In the left diagram, the cardinalities allow
- 1 object of type A
- 1 object of type B
- 1 object of type A + 1 object of type B
- no objects
Cardinalities affect only the multiplicity of the association end where they apply. You need to write the last part of the condition (at least one A or at least one B) as a constraint (invariant). An invariant is a condition that always holds for every instance of that class.
If you write the constraint as pseudocode, it is enough to say that a!=null or b!=null.
You draw the invariant as a note with stereotype «invariant» attached to the constrained class.
In OCL (a language used for non-ambiguous description of constraints):
inv: not a.oclIsUndefined() or not b.oclIsUndefined()

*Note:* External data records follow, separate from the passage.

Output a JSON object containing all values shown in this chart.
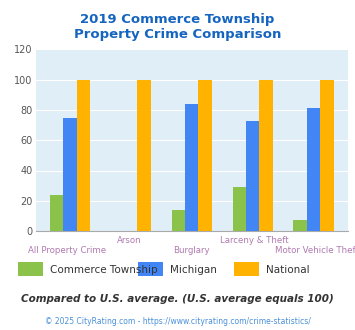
{
  "title": "2019 Commerce Township\nProperty Crime Comparison",
  "categories": [
    "All Property Crime",
    "Arson",
    "Burglary",
    "Larceny & Theft",
    "Motor Vehicle Theft"
  ],
  "commerce_township": [
    24,
    0,
    14,
    29,
    7
  ],
  "michigan": [
    75,
    0,
    84,
    73,
    81
  ],
  "national": [
    100,
    100,
    100,
    100,
    100
  ],
  "colors": {
    "commerce_township": "#8bc34a",
    "michigan": "#4285f4",
    "national": "#ffb300"
  },
  "ylim": [
    0,
    120
  ],
  "yticks": [
    0,
    20,
    40,
    60,
    80,
    100,
    120
  ],
  "title_color": "#1565c0",
  "xlabel_color": "#b07ab0",
  "footer_text": "Compared to U.S. average. (U.S. average equals 100)",
  "copyright_text": "© 2025 CityRating.com - https://www.cityrating.com/crime-statistics/",
  "background_color": "#e0eef8",
  "bar_width": 0.22,
  "legend_labels": [
    "Commerce Township",
    "Michigan",
    "National"
  ]
}
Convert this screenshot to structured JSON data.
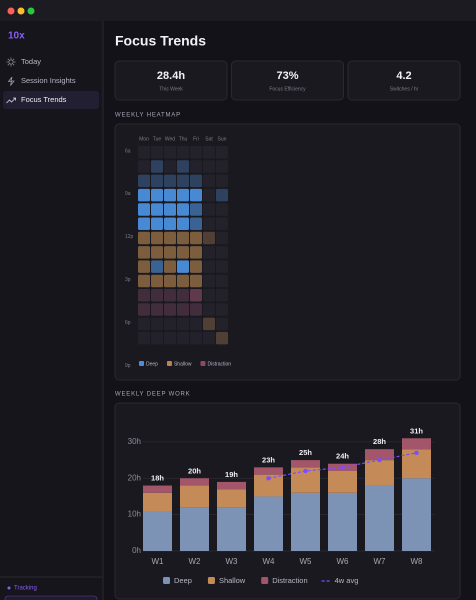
{
  "sidebar": {
    "logo": "10x",
    "nav": [
      "Today",
      "Session Insights",
      "Focus Trends"
    ],
    "active": 2,
    "status": "Tracking"
  },
  "header": {
    "title": "Focus Trends"
  },
  "stats": [
    {
      "value": "28.4h",
      "label": "This Week"
    },
    {
      "value": "73%",
      "label": "Focus Efficiency"
    },
    {
      "value": "4.2",
      "label": "Switches / hr"
    }
  ],
  "heatmap": {
    "title": "WEEKLY HEATMAP",
    "days": [
      "Mon",
      "Tue",
      "Wed",
      "Thu",
      "Fri",
      "Sat",
      "Sun"
    ],
    "hour_labels": [
      "6a",
      "9a",
      "12p",
      "3p",
      "6p",
      "9p"
    ],
    "legend": [
      {
        "name": "Deep",
        "color": "#4a8fdb"
      },
      {
        "name": "Shallow",
        "color": "#b8864c"
      },
      {
        "name": "Distraction",
        "color": "#8a4a66"
      }
    ],
    "cells": [
      [
        null,
        null,
        null,
        null,
        null,
        null,
        null
      ],
      [
        null,
        [
          0,
          1
        ],
        null,
        [
          0,
          1
        ],
        null,
        null,
        null
      ],
      [
        [
          0,
          1
        ],
        [
          0,
          1
        ],
        [
          0,
          1
        ],
        [
          0,
          1
        ],
        [
          0,
          1
        ],
        null,
        null
      ],
      [
        [
          0,
          3
        ],
        [
          0,
          3
        ],
        [
          0,
          3
        ],
        [
          0,
          3
        ],
        [
          0,
          3
        ],
        null,
        [
          0,
          1
        ]
      ],
      [
        [
          0,
          3
        ],
        [
          0,
          3
        ],
        [
          0,
          3
        ],
        [
          0,
          3
        ],
        [
          0,
          2
        ],
        null,
        null
      ],
      [
        [
          0,
          3
        ],
        [
          0,
          3
        ],
        [
          0,
          3
        ],
        [
          0,
          3
        ],
        [
          0,
          2
        ],
        null,
        null
      ],
      [
        [
          1,
          2
        ],
        [
          1,
          2
        ],
        [
          1,
          2
        ],
        [
          1,
          2
        ],
        [
          1,
          2
        ],
        [
          1,
          1
        ],
        null
      ],
      [
        [
          1,
          2
        ],
        [
          1,
          2
        ],
        [
          1,
          2
        ],
        [
          1,
          2
        ],
        [
          1,
          2
        ],
        null,
        null
      ],
      [
        [
          1,
          2
        ],
        [
          0,
          2
        ],
        [
          1,
          2
        ],
        [
          0,
          3
        ],
        [
          1,
          2
        ],
        null,
        null
      ],
      [
        [
          1,
          2
        ],
        [
          1,
          2
        ],
        [
          1,
          2
        ],
        [
          1,
          2
        ],
        [
          1,
          2
        ],
        null,
        null
      ],
      [
        [
          2,
          1
        ],
        [
          2,
          1
        ],
        [
          2,
          1
        ],
        [
          2,
          1
        ],
        [
          2,
          2
        ],
        null,
        null
      ],
      [
        [
          2,
          1
        ],
        [
          2,
          1
        ],
        [
          2,
          1
        ],
        [
          2,
          1
        ],
        [
          2,
          1
        ],
        null,
        null
      ],
      [
        null,
        null,
        null,
        null,
        null,
        [
          1,
          1
        ],
        null
      ],
      [
        null,
        null,
        null,
        null,
        null,
        null,
        [
          1,
          1
        ]
      ]
    ]
  },
  "chart_data": {
    "type": "bar",
    "stacked": true,
    "title": "WEEKLY DEEP WORK",
    "categories": [
      "W1",
      "W2",
      "W3",
      "W4",
      "W5",
      "W6",
      "W7",
      "W8"
    ],
    "series": [
      {
        "name": "Deep",
        "color": "#7d93b6",
        "values": [
          11,
          12,
          12,
          15,
          16,
          16,
          18,
          20
        ]
      },
      {
        "name": "Shallow",
        "color": "#c48a58",
        "values": [
          5,
          6,
          5,
          6,
          7,
          6,
          7,
          8
        ]
      },
      {
        "name": "Distraction",
        "color": "#a3566a",
        "values": [
          2,
          2,
          2,
          2,
          2,
          2,
          3,
          3
        ]
      },
      {
        "name": "4w avg",
        "type": "line",
        "color": "#7c4dff",
        "values": [
          null,
          null,
          null,
          20,
          22,
          23,
          25,
          27
        ]
      }
    ],
    "totals": {
      "values": [
        18,
        20,
        19,
        23,
        25,
        24,
        28,
        31
      ],
      "value_labels": [
        "18h",
        "20h",
        "19h",
        "23h",
        "25h",
        "24h",
        "28h",
        "31h"
      ]
    },
    "ylim": [
      0,
      33
    ],
    "yticks": [
      {
        "value": 0,
        "label": "0h"
      },
      {
        "value": 10,
        "label": "10h"
      },
      {
        "value": 20,
        "label": "20h"
      },
      {
        "value": 30,
        "label": "30h"
      }
    ],
    "grid": true
  }
}
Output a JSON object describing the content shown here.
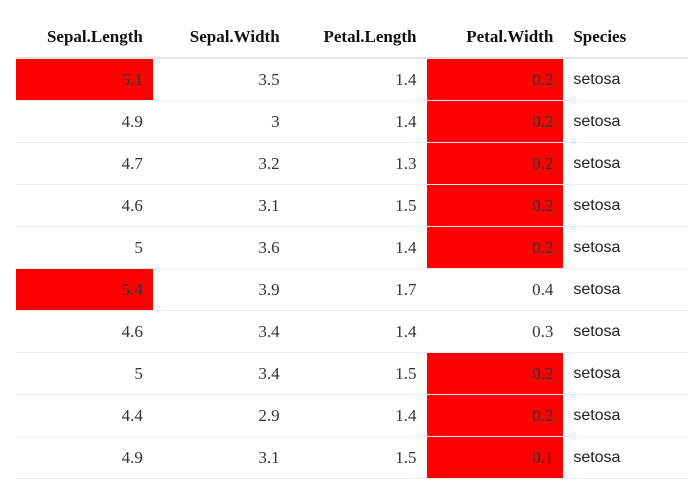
{
  "table": {
    "header": [
      "Sepal.Length",
      "Sepal.Width",
      "Petal.Length",
      "Petal.Width",
      "Species"
    ],
    "rows": [
      [
        "5.1",
        "3.5",
        "1.4",
        "0.2",
        "setosa"
      ],
      [
        "4.9",
        "3",
        "1.4",
        "0.2",
        "setosa"
      ],
      [
        "4.7",
        "3.2",
        "1.3",
        "0.2",
        "setosa"
      ],
      [
        "4.6",
        "3.1",
        "1.5",
        "0.2",
        "setosa"
      ],
      [
        "5",
        "3.6",
        "1.4",
        "0.2",
        "setosa"
      ],
      [
        "5.4",
        "3.9",
        "1.7",
        "0.4",
        "setosa"
      ],
      [
        "4.6",
        "3.4",
        "1.4",
        "0.3",
        "setosa"
      ],
      [
        "5",
        "3.4",
        "1.5",
        "0.2",
        "setosa"
      ],
      [
        "4.4",
        "2.9",
        "1.4",
        "0.2",
        "setosa"
      ],
      [
        "4.9",
        "3.1",
        "1.5",
        "0.1",
        "setosa"
      ]
    ],
    "highlight_color": "#ff0000",
    "highlighted_cells": [
      [
        0,
        0
      ],
      [
        0,
        3
      ],
      [
        1,
        3
      ],
      [
        2,
        3
      ],
      [
        3,
        3
      ],
      [
        4,
        3
      ],
      [
        5,
        0
      ],
      [
        7,
        3
      ],
      [
        8,
        3
      ],
      [
        9,
        3
      ]
    ]
  }
}
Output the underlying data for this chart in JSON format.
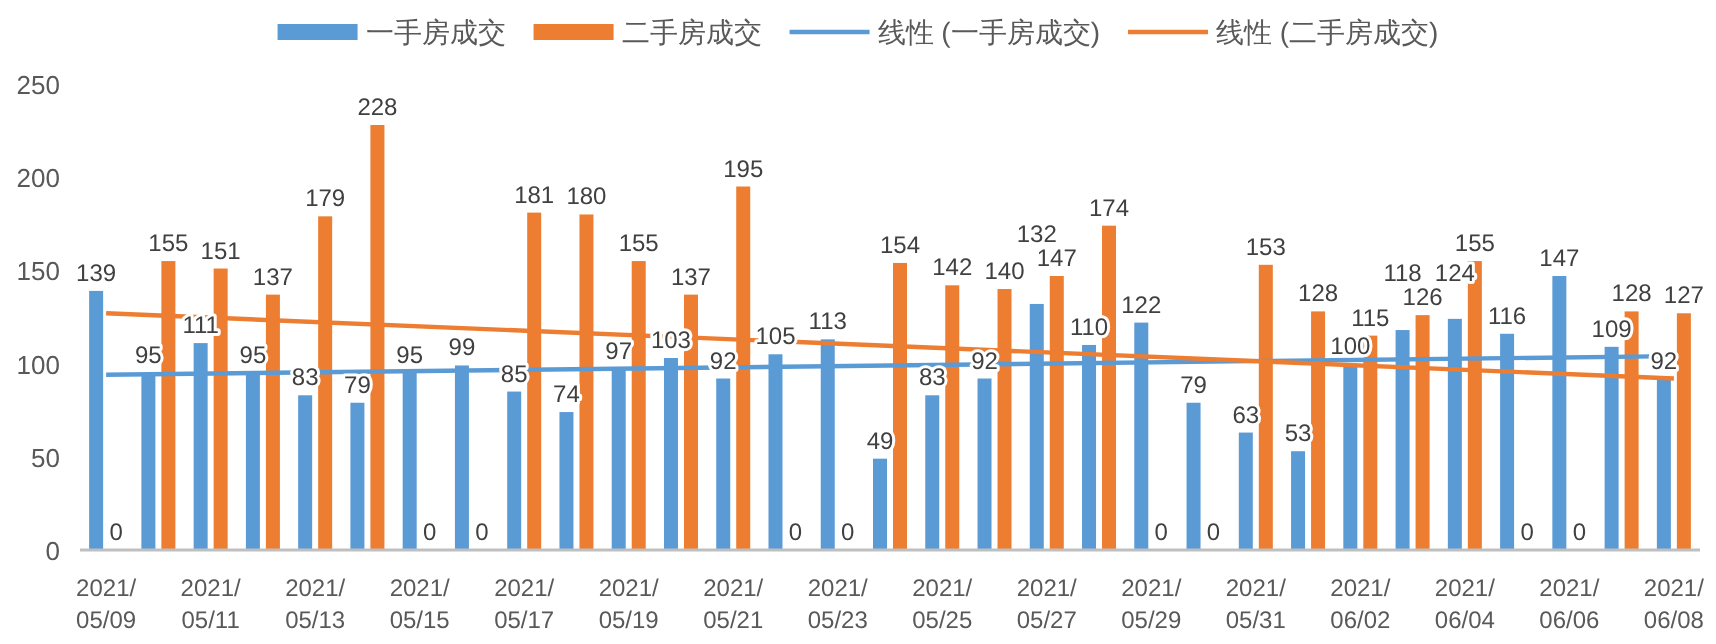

(You can read more about OCL here)
The right diagram introduce a super-class Object that is not part of the description of your problem. There could be another classes that specialize Object (e.g. C) that you don't want in your association. In this case the invariant is more complex, because you need to require that:
- There is at most one instance of A
- There is at most one instance of B
- There are no instance of other classes.
(If you write the invariant in natural language, it is enough to mention the items above).
In OCL, assuming that the association end is named x, the invariant reads:
inv: x->select(oclIsKindOf(A))->size()<=1 and
x->select(oclIsKindOf(B))->size()<=1 and
x->select(not oclIsKindOf(A) and not oclIsKindOf(B))->isEmpty()
or
inv: let a:Integer = x->select(oclIsKindOf(A))->size() in
let b:Integer = x->select(oclIsKindOf(B))->size() in
a<=1 and b<=1 and x->size()=a+b